The story opens in 1973 with a brief flashback from Faith, who is one of the main characters. She is traveling back to her hometown for a reunion where she will be reunited with her girlhood friends in the small town in upstate New York where she grew up. Something happened that summer that changed her life and the lives of her friends. The way the writer sets up the opening scene made me want to find out. In other words, I was hooked! I didn’t have to give it a few chapters to see if I was interested in turning the pages.
The story immediately jumps to 1953. Bernadette, who is Faith’s best friend, is holding court in her family’s bomb shelter.
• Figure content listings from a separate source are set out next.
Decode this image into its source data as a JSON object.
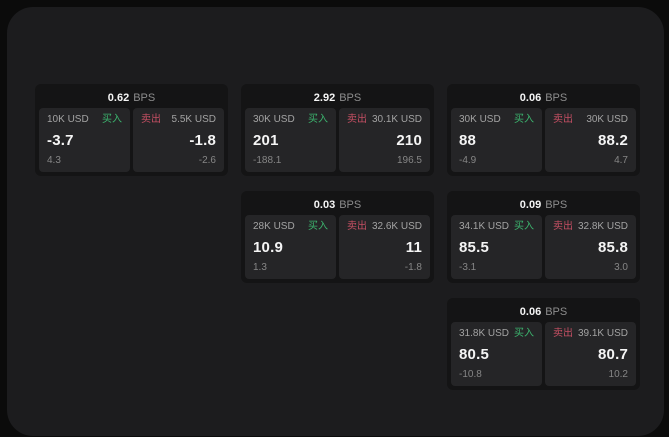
{
  "theme": {
    "outer_bg": "#0b0b0b",
    "panel_bg": "#1c1c1e",
    "card_bg": "#141415",
    "tile_bg": "#252527",
    "text_primary": "#f5f5f5",
    "text_secondary": "#8d8d8d",
    "text_label": "#a3a3a3",
    "text_muted": "#868686",
    "buy_color": "#3cb46e",
    "sell_color": "#c44f63"
  },
  "labels": {
    "bps_unit": "BPS",
    "buy": "买入",
    "sell": "卖出"
  },
  "cards": [
    {
      "row": 1,
      "col": 1,
      "bps": "0.62",
      "buy": {
        "size": "10K USD",
        "price": "-3.7",
        "delta": "4.3"
      },
      "sell": {
        "size": "5.5K USD",
        "price": "-1.8",
        "delta": "-2.6"
      }
    },
    {
      "row": 1,
      "col": 2,
      "bps": "2.92",
      "buy": {
        "size": "30K USD",
        "price": "201",
        "delta": "-188.1"
      },
      "sell": {
        "size": "30.1K USD",
        "price": "210",
        "delta": "196.5"
      }
    },
    {
      "row": 1,
      "col": 3,
      "bps": "0.06",
      "buy": {
        "size": "30K USD",
        "price": "88",
        "delta": "-4.9"
      },
      "sell": {
        "size": "30K USD",
        "price": "88.2",
        "delta": "4.7"
      }
    },
    {
      "row": 2,
      "col": 2,
      "bps": "0.03",
      "buy": {
        "size": "28K USD",
        "price": "10.9",
        "delta": "1.3"
      },
      "sell": {
        "size": "32.6K USD",
        "price": "11",
        "delta": "-1.8"
      }
    },
    {
      "row": 2,
      "col": 3,
      "bps": "0.09",
      "buy": {
        "size": "34.1K USD",
        "price": "85.5",
        "delta": "-3.1"
      },
      "sell": {
        "size": "32.8K USD",
        "price": "85.8",
        "delta": "3.0"
      }
    },
    {
      "row": 3,
      "col": 3,
      "bps": "0.06",
      "buy": {
        "size": "31.8K USD",
        "price": "80.5",
        "delta": "-10.8"
      },
      "sell": {
        "size": "39.1K USD",
        "price": "80.7",
        "delta": "10.2"
      }
    }
  ]
}
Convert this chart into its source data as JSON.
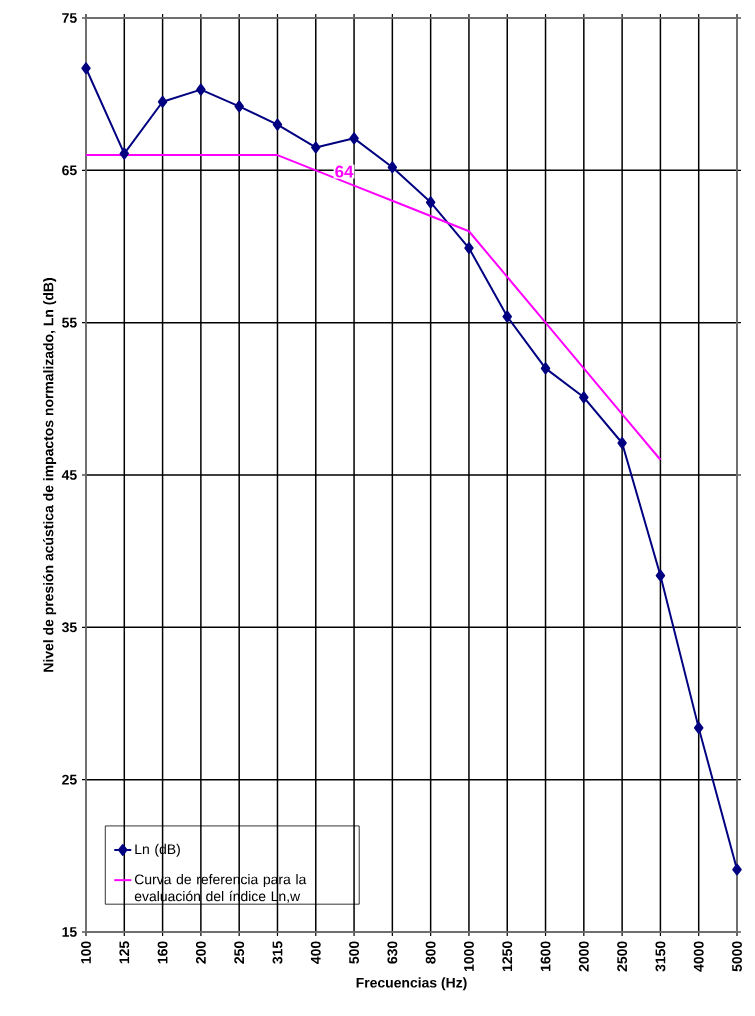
{
  "chart_data": {
    "type": "line",
    "xlabel": "Frecuencias (Hz)",
    "ylabel": "Nivel de presión acústica de impactos normalizado, Ln (dB)",
    "categories": [
      "100",
      "125",
      "160",
      "200",
      "250",
      "315",
      "400",
      "500",
      "630",
      "800",
      "1000",
      "1250",
      "1600",
      "2000",
      "2500",
      "3150",
      "4000",
      "5000"
    ],
    "series": [
      {
        "name": "Ln (dB)",
        "color": "#000080",
        "marker": "diamond",
        "values": [
          71.7,
          66.1,
          69.5,
          70.3,
          69.2,
          68.0,
          66.5,
          67.1,
          65.2,
          62.9,
          59.9,
          55.4,
          52.0,
          50.1,
          47.1,
          38.4,
          28.4,
          19.1
        ]
      },
      {
        "name": "Curva de referencia para la evaluación del índice Ln,w",
        "color": "#ff00ff",
        "marker": "none",
        "values": [
          66,
          66,
          66,
          66,
          66,
          66,
          65,
          64,
          63,
          62,
          61,
          58,
          55,
          52,
          49,
          46,
          null,
          null
        ]
      }
    ],
    "ylim": [
      15,
      75
    ],
    "yticks": [
      15,
      25,
      35,
      45,
      55,
      65,
      75
    ],
    "grid": true,
    "legend": "bottom left",
    "annotations": [
      {
        "text": "64",
        "x": "500",
        "y": 64
      }
    ]
  }
}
It is 1953 for goodness sakes and the communist “red scare” is in full flight, so what a perfect place for teenagers to hang out, cool off, grow up and grow bored. Bernadette is obsessed with boys. They aren’t quite as enamored with her and who can blame them. She is a narcissist you just want to reach in to the pages and slap. I love it when a character drums up emotion in me, both good and bad. Well, Bernadette doesn’t hide her interest for Faith’s boyfriend which sets up a nice conflict between these supposed best friends. But Faith is too naïve and too good of a friend to do what I would have done which is punch Bernadette right in the kisser. Then there’s the ugly duckling third wheel friend Octavia who you find yourself rooting for as she struggles to step out of the dark shadows of her troubled family.
Besides the story’s main characters Faith, Bernadette and Octavia (which BTW, the point of view shifts between Faith and Octavia which makes for interesting story telling), there is the over the top, self proclaimed southern belle matriarch of Bernadette’s family, giving the reader insight as to why Bernadette is the overbearing girl she is. And wait until you meet the mysterious Reverend Flews. Add two teenage boys to this stew of a story to spice it. There’s a lot to taste as you slurp from the author’s spoon and find yourself trying to figure out all of the ingredients that go into this coming of age story.
The author’s tag line is “THREE friends, TWO secrets, ONE lie, and the summer that changed their lives”. The author leaves breadcrumbs to follow one secret while she slowly reveals another and the euphoric and heart wrenching impact of each one. And the lie that becomes blatantly clear early on what it is and who is telling it and the entire community gets sucked in to it. “Oh, what a tangled web we weave, when we practice to deceive”. It is deliciously tangled and the next best seller in my eyes.